Logo Header Antaranews Papua

BP3OKP Pegunungan dorong keberpihakan perempuan Lapago bidang ekonomi

Selasa, 28 April 2026 04:53 WIB
Image Print
Direktur Pokja Papua Produktif Ekonomi dan Prestasi BP3OKP Pegunungan Yoyo I Sriyoto (tiga dari kiri) berfoto bersama Pelaksana Tugas (Plt) Kepala DP3A Papua Pegunungan Yonetha Kogoya dan staf di ruang kerjanya.ANTARA/HO-Dok BP3OKP Pegunungan.

Wamena (ANTARA) - Badan Pengarah Percepatan Pembangunan Otonomi Khusus Papua (BP3OKP) Pegunungan mendorong keberpihakan bagi perempuan Lapago (salah satu wilayah adat di Bumi Cenderawasih) di bidang ekonomi guna meningkatkan kesejahteraan hidup.
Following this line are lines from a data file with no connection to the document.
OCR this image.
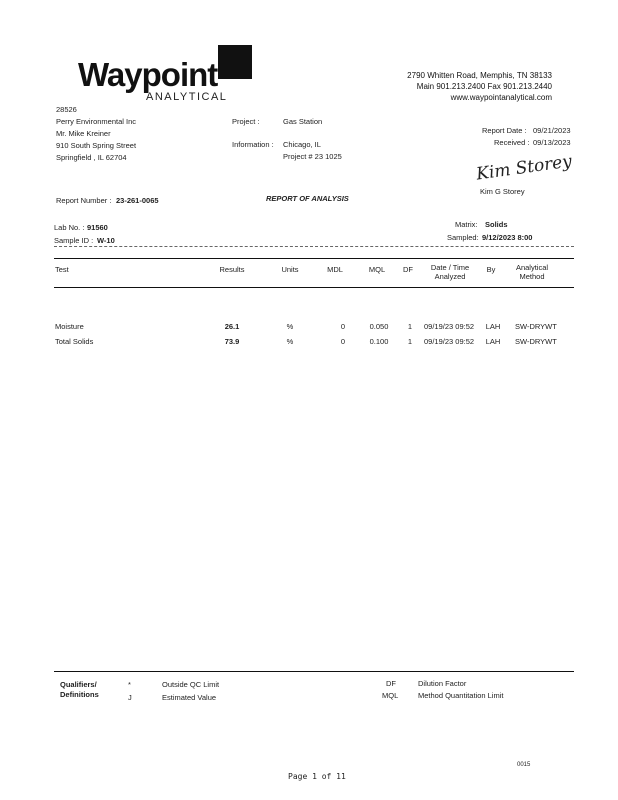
Waypoint
ANALYTICAL
2790 Whitten Road, Memphis, TN 38133
Main 901.213.2400 Fax 901.213.2440
www.waypointanalytical.com
28526
Perry Environmental Inc
Mr. Mike Kreiner
910 South Spring Street
Springfield , IL 62704
Project :	Gas Station
Information : Chicago, IL
Project # 23 1025
Report Date : 09/21/2023
Received : 09/13/2023
Kim Storey
Kim G Storey
Report Number : 23-261-0065	REPORT OF ANALYSIS
Lab No. : 91560
Sample ID : W-10
Matrix: Solids
Sampled: 9/12/2023 8:00
Test	Results	Units	MDL	MQL	DF	Date / Time
Analyzed
By	Analytical
Method
Moisture	26.1	%	0	0.050	1	09/19/23 09:52	LAH	SW-DRYWT
Total Solids	73.9	%	0	0.100	1	09/19/23 09:52	LAH	SW-DRYWT
Qualifiers/
Definitions
*	Outside QC Limit
J	Estimated Value
DF	Dilution Factor
MQL	Method Quantitation Limit
0015
Page 1 of 11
Direktur Kelompok Kerja (Pokja) Papua Produktif Ekonomi dan Prestasi BP3OKP Pegunungan Yoyo I Sriyoto dalam keterangan tertulis di Wamena, Minggu mengatakan dalam mendukung pembangunan afirmasi bagi orang asli Papua (OAP) maka pihaknya mendorong keterlibatan perempuan Lapago dalam sektor ekonomi baik itu usaha mikro kecil dan menengah (UMKM) maupun ekonomi kreatif.

“Kami harap perempuan-perempuan Lapago juga diberikan ruang dan kesempatan untuk terjun ke sektor UMKM dan ekonomi kreatif sehingga kesetaraan gender itu dapat terwujud di Papua Pegunungan,” katanya.

Menurut dia, pada momentum peringatan hari ulang tahun (HUT) RA Kartini pihaknya melakukan koordinasi dengan Pemerintah Provinsi (Pemprov) Papua Pegunungan melalui Dinas Pemberdayaan Perempuan dan Perlindungan Anak (BP3A).

“Koordinasi itu untuk membahas mengenai keterlibatan kaum perempuan Lapago untuk duduk dan terlibat langsung sebagai pelaku usaha ekonomi serta penanganan dan perlindungan anak tanpa kekerasan dengan program pendidikan karakter yang produktif dan humanis,” ujarnya.

Dia menjelaskan pelaku ekonomi lebih banyak dikuasi oleh kaum pria, sehingga dukungan keberpihakan kepada kaum perempuan perlu didorong melalui organisasi perangkat daerah (OPD) teknis.

“Kami sebagai kepanjangan tangan pemerintah pusat untuk otonomi khusus mendorong supaya OPD teknis dapat membuat program ekonomi yang melibatkan kaum perempuan, supaya mereka berlatih untuk meningkatkan usahanya,” katanya.

Dia menambahkan kesamaan gender itu juga berlaku di sektor usaha yang melibatkan pemerintah daerah dengan menggunakan anggaran otonomi khusus.

“Kami berharap melalui pertemuan ini, OPD teknis bisa mendorong berbagai program untuk bagaimana perempuan Lapago ini dapat meningkatkan kemampuannya dalam sektor ekonomi. Bisa dilakukan sosialisasi dan pelatihan supaya mereka dapat menyentuh langsung dengan apa yang harus dilakukan,” ujarnya.